Education & Family

Morgan tackles 'unfair' school funding

Classroom
Image caption The plans aim to remove funding "oddities" - and councils would no longer distribute money

Education Secretary Nicky Morgan is pushing ahead with a "national funding formula" for schools, to tackle uneven levels of funding across England.

Mrs Morgan has launched a consultation to replace a system she says is "outdated, inefficient and unfair".

The funding shake-up will also remove local authorities from the process, with cash going directly to heads.

Labour has accused the government of "dodging difficult questions" about who will lose funding in the changes.

Mrs Morgan says schools need funding that "genuinely matches their need".

She says the plans will ensure money goes "straight to the frontline", but it will mark a further reduction in the link between local authorities and schools.

Changing needs

On Monday the education secretary has taken the next step towards introducing a new school funding formula in 2017-18, after complaints about local anomalies and spending gaps.

Image copyright EPA
Image caption Nicky Morgan has launched a consultation on a funding formula to apply from next year

For example, pupils in Rotherham each receive £500 per year more in funding than those in Plymouth, even though they have similar levels of disadvantage.

In December, MPs led by former Education Select Committee chairman Graham Stuart presented a petition calling for change, saying the best-funded areas received up to £6,300 per pupil per year, while the worst-funded received £4,200.

The government has a manifesto pledge to create a more consistent way to distribute more than £40bn per year of the core schools budget - and says it wants to end funding rates based on "oddities of history".

Further details were announced in the Chancellor's Autumn Statement, with the promise of a national rate for each pupil, with extra funding for those with additional needs.

Russell Hobby, leader of the National Association of Head Teachers, backed the principle of a fairer redistribution of funding.

He also supported a "big shift" in more money going directly to schools.

But he warned that there would be both "winners and losers" under a new funding regime and there was still "scant detail" about how this would be decided.

There have been warnings that some schools will lose out, particularly in inner London.

Christine Blower, leader of the National Union of Teachers, said the proposals would "impose huge funding cuts on many schools unless additional funding is made available.

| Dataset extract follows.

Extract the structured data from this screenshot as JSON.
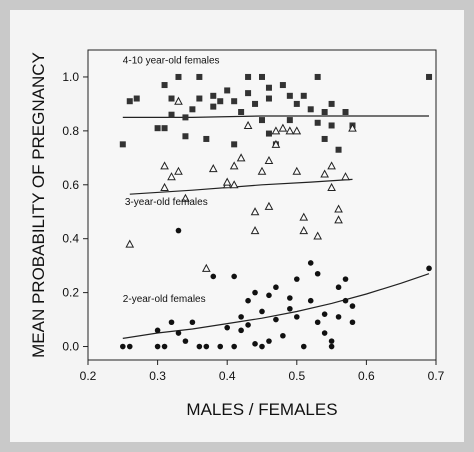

Schools are already suffering real terms cuts to per pupil funding".

Malcolm Trobe, interim general secretary of the ASCL head teachers' union, backed the principle of a change to funding arrangements.

"However simply redistributing the current pot of money is not enough on its own to address the significant real-terms cuts currently hitting school budgets. Greater investment is needed," said Mr Trobe.

The Department for Education says the current system is out of date and no longer reflect levels of need.

It says that in the past 10 years, the proportion of pupils eligible for free school meals has doubled in Lincolnshire and nearly halved in Southwark.

The education department says that for the new funding formula there will be a basic level of per pupil funding, with extra support allocated depending on need, such as high levels of deprivation or for schools in high-cost areas.

For local authority schools, including the majority of primary schools, there will be a two year transition period, in which funding will cease to be distributed through councils.

Councils will have a funding role in areas with "high-level special educational needs", but will no longer be involved as a channel for basic funding for schools.

Roy Perry, chairman of the Local Government Association's children and young people board, said: "Councils know their areas best, and currently work in partnership with head teachers and governors to set local funding formula which allows local needs and priorities to be addressed.

"We'd want to see this local conversation continue, rather than having all school budgets set in Whitehall."

Academy schools and trusts already receive funding through the government's Education Funding Agency.

Labour's shadow education secretary Lucy Powell says that for a national funding formula "the devil will be in the detail" and claimed that the government was stalling on revealing where schools would have reduced levels of funding.

She also warned that the overall schools budget would see a real-terms spending cut, which would have a "huge impact".

But Mrs Morgan said the changes would provide a fairer allocation of resources.

"We want every school in England to get the funding it deserves, so that all children - whatever their background and wherever they live in the country - get a great education."